Wilderer: 50 Straftaten sind erst der Anfang

Serientäter Alois H. wird noch für einige (böse) Überraschungen sorgen
Nach drei Wochen hat die Polizei 131 der 305 Waffen überprüft. Alle sind gestohlen.

Die Polizei glaubte jahrelang an mehrere Diebesbanden. Wer wäre sonst in der Lage, über einen Zeitraum von fünfzehn Jahren unbemerkt in bis zu 50 Wohn- und Jagdhäuser einzubrechen und ganze Schlösser in Schutt und Asche zu legen?

Es waren die Wahnsinnstaten eines Einzelnen. Wie vom KURIER berichtet, hat die Polizei drei Wochen nach dem Mord an drei Polizeibeamten und einem Rot-Kreuz-Sanitäter den Todesschützen Alois Huber (55) als Serieneinbrecher und -brandstifter überführt.

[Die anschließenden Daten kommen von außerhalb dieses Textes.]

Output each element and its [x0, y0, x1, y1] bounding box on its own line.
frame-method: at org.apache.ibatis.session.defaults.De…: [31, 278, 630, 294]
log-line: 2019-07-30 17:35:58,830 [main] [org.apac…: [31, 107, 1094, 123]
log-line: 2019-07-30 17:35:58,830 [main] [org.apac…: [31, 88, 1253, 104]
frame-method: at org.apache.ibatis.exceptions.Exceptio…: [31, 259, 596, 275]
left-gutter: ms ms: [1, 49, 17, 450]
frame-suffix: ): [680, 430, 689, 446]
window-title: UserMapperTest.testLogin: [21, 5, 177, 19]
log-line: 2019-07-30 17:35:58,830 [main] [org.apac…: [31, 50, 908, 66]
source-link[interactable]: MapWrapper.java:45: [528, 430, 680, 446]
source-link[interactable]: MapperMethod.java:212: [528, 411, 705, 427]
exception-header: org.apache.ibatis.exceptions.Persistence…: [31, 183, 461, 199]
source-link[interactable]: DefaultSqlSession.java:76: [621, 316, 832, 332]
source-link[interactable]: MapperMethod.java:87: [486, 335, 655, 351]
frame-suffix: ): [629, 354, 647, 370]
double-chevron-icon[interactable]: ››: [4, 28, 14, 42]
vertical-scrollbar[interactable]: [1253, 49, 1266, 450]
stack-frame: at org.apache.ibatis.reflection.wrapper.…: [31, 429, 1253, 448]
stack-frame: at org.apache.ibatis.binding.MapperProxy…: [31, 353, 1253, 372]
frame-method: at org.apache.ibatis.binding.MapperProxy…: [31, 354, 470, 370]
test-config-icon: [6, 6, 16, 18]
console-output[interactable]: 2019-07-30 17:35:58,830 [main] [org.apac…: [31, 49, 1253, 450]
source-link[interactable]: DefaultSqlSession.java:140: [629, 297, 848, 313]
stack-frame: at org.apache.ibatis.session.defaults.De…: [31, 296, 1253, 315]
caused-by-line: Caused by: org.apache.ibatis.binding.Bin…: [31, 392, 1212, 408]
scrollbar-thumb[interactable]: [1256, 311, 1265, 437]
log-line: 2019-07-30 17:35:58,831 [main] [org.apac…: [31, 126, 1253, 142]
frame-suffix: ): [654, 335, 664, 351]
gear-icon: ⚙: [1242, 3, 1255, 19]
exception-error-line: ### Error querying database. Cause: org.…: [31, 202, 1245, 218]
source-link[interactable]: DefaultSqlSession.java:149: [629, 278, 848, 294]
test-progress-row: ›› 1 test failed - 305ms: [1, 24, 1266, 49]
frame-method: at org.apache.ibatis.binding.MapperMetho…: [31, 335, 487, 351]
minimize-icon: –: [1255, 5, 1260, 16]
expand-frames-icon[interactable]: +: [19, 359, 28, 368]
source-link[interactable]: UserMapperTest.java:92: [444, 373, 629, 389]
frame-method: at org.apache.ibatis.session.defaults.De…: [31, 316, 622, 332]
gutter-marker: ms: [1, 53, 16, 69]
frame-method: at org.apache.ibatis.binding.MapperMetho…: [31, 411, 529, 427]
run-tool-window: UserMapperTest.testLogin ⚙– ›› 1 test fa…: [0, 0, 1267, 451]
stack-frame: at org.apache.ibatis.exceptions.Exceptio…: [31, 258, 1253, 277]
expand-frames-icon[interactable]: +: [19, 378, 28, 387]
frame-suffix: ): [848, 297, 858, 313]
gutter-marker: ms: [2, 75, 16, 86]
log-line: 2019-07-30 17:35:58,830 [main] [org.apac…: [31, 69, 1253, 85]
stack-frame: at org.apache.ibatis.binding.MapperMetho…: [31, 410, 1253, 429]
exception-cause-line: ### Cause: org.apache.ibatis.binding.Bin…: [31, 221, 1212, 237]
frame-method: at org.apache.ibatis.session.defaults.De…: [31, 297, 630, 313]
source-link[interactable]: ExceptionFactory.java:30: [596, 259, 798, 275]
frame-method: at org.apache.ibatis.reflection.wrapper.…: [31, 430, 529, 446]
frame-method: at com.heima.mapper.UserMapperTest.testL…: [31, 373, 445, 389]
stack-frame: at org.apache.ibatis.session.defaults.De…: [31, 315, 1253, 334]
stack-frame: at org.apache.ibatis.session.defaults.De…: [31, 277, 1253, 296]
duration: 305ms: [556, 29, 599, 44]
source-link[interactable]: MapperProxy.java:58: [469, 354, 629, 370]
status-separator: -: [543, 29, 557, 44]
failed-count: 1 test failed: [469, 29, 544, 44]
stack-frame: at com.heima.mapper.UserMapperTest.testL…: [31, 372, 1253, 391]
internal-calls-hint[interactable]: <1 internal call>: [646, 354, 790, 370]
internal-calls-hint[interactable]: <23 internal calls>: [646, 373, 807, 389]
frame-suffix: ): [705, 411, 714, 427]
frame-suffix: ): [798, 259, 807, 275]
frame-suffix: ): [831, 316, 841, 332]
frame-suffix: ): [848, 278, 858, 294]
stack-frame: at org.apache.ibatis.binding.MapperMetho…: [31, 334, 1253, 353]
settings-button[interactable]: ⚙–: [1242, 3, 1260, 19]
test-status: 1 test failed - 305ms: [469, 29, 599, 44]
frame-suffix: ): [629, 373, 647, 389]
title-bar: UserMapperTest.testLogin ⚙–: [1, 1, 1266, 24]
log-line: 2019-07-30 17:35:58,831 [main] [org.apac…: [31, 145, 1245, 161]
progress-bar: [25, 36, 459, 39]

Bis dato konnten 131 der 305 sichergestellten Schusswaffen – vorwiegend Jagdgewehre – diversen Tatorten zugeordnet werden. „Wir sind noch nicht einmal bei der Hälfte und haben schon jetzt fast 50 Delikte, die auf sein Konto gehen“, erklärt ein Ermittler des nö. Landeskriminalamtes.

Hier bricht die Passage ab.